Nearly 400 BBC World Service employees will lose their jobs as part of a cost-cutting program and move to digital platforms, the broadcaster announced on Thursday, cutting back on its Iranian-language service, among others.
The BBC, which celebrates its centenary next month, said its international services needed to save £28.5m ($31m) as part of broader £500m cuts, which unions blamed on the government. from United Kingdom.
In July, the broadcaster detailed plans to merge BBC World News television and its UK national equivalent into a single channel to launch in April next year.
BBC World Service, one of the UK’s most recognized global brands, currently operates in 41 languages around the world with a weekly audience of some 364 million people.
But the corporation said audience habits were changing and more people were accessing news online, which, along with the BBC’s funding freeze and rising operating costs, meant the move to ” digital first” made financial sense.
“Today’s proposals imply a net total of around 382 job closures,” the public service broadcaster said in an online statement.
Eleven language services (Azerbaijani, Brazil, Marathi, World, Punjabi, Russian, Serbian, Sinhala, Thai, Turkish and Vietnamese) are already digital only.
Seven more will be joined under the restructuring plans: Chinese, Gujarati, Igbo, Indonesian, Pidgin, Urdu and Yoruba.
Radio services in Arabic, Persian, Kyrgyz, Hindi, Bengali, Chinese, Indonesian, Tamil and Urdu will cease if the proposals are approved by staff and unions.
Language services will not be shut down, the broadcaster insisted, although some production will move out of London and schedules will change.
The Thai service will move to Bangkok, the Korean service to Seoul and the Bengali service to Dhaka.
The “Focus on Africa” television bulletin will be broadcast from Nairobi, it added.
BBC World Service director Liliane Landor said there was a “compelling case” for expanding digital services as audiences had more than doubled since 2018.
“The way audiences access news and content is changing and the challenge of reaching and engaging people around the world with quality, trusted journalism is growing,” he added.
government criticized
Bectu broadcasting union director Philippa Childs said they were disappointed by the proposed changes.
“While we recognize that the BBC must adapt to meet the challenges of a changing media landscape, once again it is the workers who are affected by ill-judged government policy decisions,” he said.
The government’s freeze on the license fee paid by the BBC World Service had created funding shortages and the need for cuts, it added.
Bectu will push for staff to be redeployed where possible and to ensure it “mitigates the needs of any mandatory redundancies,” Childs said.
BBC World Service is funded by the UK license fee – currently £159 for a color television and payable per household with a television.
The BBC has faced repeated claims from right-wingers since the UK’s divisive Brexit referendum in 2016 for political bias and pushing a “woke” liberal agenda centered in London.
But he has faced similar accusations of pro-right political bias from the left.
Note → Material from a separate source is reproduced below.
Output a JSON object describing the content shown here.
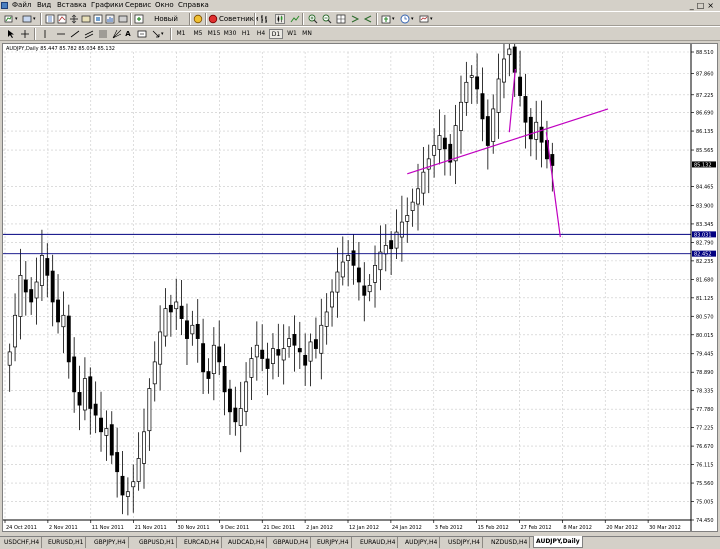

The government announced a license fee freeze in January, in what critics viewed as an attempt to save then-Prime Minister Boris Johnson’s job.
At the time, Johnson was facing increasing allegations of wrongdoing in office, which ultimately forced him to resign.
The ministers stated that a review of the financing model was necessary due to technological changes, including the adoption of streaming services, as well as increases in the cost of living.
However, opposition parties said the monthly payments, equivalent to about £13.13, were small change compared to increases in energy bills that total thousands of pounds a year.
The culture secretary at the time, Nadine Dorries, a Johnson loyalist, had previously accused the BBC of “tokenism” in diversity hiring and elitist “groupthink”, but denied wanting to dismantle the corporation.